Henry Cole é um virtuose do piano que devotou a vida à carreira. Cole nunca tivera problemas com sua natureza de verdadeira obsessão pelo trabalho, sempre em busca da performance irretocável, mas a morte da mulher o abala especialmente e ele decide interromper suas apresentações. Oscilando entre a vontade de retomar o que faz de melhor na vida e às implacáveis crises de ansiedade, o pianista conhece Helen Morrison, jornalista da revista “The New Yorker” cuja admiração rapidamente dá lugar a um afeto maior, a que Cole não pode corresponder, mas que é imprescindível quanto a retornar aos palcos e retomar sua história, ainda que nada volte a ser como antes.

Bertrand, um quarentão depressivo e desempregado há dois anos, se dedica a passar seus dias jogando online, largado no sofá, até que descobre a equipe de nado sincronizado masculino da piscina pública da cidade. Os integrantes desse estranho grupo, claro, são todos perdedores como ele, o que o motiva a ingressar no time e, quem sabe, tomar novo fôlego e tentar, outra vez, fazer alguma coisa por si mesmo.

A partir de 1973, é instaurada uma ditatura civil-militar no Uruguai que se estende até 1985. José “Pepe” Mujica, Mauricio Rosencof e Eleuterio Fernández Huidobro, militantes dos Tupamaros, guerrilha de orientação marxista-leninista, passam a se destacar em ações como roubos a banco e logo são vistos como uma espécie de santos rebeldes, por distribuírem o espólio entre os mais humildes. As forças de repressão fecham o cerco e os três são capturados e levados a uma das unidades para confinamento de revoltosos, onde estão outros nove colegas, sem que seja possível a comunicação entre eles. Os anos se sucedem enquanto o grupo tenta não se entregar à sensação de alheamento. A espera leva 12 anos para acabar e um quarto de século depois, Mujica, aos 75 anos, é eleito presidente do Uruguai.

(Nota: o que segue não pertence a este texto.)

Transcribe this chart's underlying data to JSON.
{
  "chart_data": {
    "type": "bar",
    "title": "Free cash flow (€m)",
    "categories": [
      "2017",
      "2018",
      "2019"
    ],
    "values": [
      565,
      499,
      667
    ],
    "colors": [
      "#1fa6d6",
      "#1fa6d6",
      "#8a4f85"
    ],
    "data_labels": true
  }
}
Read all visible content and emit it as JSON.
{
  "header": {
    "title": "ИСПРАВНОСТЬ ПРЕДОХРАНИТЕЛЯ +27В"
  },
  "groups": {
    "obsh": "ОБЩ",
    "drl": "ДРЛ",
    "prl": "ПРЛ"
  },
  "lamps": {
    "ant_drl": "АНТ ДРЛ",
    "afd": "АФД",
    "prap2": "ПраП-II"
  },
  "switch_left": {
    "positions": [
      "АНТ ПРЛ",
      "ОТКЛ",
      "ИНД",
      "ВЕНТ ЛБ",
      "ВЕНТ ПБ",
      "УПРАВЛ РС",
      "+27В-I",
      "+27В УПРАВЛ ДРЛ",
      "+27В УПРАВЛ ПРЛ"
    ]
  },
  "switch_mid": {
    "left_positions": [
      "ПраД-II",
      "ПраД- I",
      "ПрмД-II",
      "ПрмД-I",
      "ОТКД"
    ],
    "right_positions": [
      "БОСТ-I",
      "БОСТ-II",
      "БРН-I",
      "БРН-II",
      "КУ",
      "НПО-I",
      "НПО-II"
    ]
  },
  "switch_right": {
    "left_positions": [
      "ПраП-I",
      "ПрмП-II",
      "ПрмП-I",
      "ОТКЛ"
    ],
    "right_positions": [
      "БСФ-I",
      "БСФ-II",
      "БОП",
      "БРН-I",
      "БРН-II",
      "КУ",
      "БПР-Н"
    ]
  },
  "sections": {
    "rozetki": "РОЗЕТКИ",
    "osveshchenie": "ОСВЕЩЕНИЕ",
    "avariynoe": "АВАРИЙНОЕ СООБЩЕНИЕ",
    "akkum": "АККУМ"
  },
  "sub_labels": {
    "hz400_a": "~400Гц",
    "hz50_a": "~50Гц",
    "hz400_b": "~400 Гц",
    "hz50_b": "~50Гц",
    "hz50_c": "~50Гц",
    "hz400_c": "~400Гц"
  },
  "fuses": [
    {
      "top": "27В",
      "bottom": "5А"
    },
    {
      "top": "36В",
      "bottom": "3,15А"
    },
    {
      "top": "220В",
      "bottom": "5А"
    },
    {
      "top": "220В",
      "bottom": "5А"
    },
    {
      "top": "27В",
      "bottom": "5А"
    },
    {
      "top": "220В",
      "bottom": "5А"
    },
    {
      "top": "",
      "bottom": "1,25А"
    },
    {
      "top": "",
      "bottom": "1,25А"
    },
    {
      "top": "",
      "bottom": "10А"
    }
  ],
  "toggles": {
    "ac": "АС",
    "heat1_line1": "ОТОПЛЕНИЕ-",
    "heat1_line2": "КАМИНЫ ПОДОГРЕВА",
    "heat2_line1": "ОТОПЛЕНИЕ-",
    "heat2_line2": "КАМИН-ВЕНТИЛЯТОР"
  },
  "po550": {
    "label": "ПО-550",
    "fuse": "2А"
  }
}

A diretora americana Debra Granik é hábil em retratar adolescentes em meio ao bombardeio dos tantos conflitos típicos da idade. Em “Leave no Trace”, Granik traz a história de Will e Tom, pai e filha. Os dois são os únicos moradores de uma grande reserva florestal nos limites de Portland, e não têm o menor problema com o isolamento, questionado pelas autoridades — que nunca se importaram com eles. O serviço social os obriga a deixar a área, e agora Will e Tom passam a ser tutelados pelo governo dos Estados Unidos. Eles não se conformam com tanta interferência num assunto íntimo e tentam retornar à vida feliz que tinham, driblando as novas necessidades que as circunstâncias os impõem.

Fustigada por um câncer que aos poucos consome sua vida, Deborah Hall tem fé de que vai se curar. Casada com Ron, famoso negociante de obras de arte, ela deseja que o marido se torne amigo de Denver, um mendigo violento, cujo passado remonta a episódios de abuso e exploração. Como nunca deixou de amar a mulher e quer conservar seu casamento, Ron tenta se aproximar de Denver. Contudo, as ilusões românticas de Deborah podem transtornar sua vida.

Howard, bem-sucedido publicitário nova-iorquino, não se conforma com a morte da filha e aos poucos se entrega à mais dilacerante forma de desespero. Apático, incapaz de reagir a qualquer estímulo, não vê mais graça em partilhar da companhia de Will, Simon e Claire, seus melhores amigos. Seu único alento é escrever cartas, destinadas ao Amor, ao Tempo e à Morte, por meio das quais consegue algum respiro conforme se libera para desabafar. À medida que se dedica ao passatempo que lhe permite continuar a viver, Howard sufoca a tristeza titânica que se abateu sobre ele e, quando menos espera, passa a ser visitado por seus interlocutores imaginários, encarnados em pessoas. Desse diálogo, lhe surge o entendimento acerca da beleza escondida por trás de cada sentimento humano — mesmo os mais avassaladores.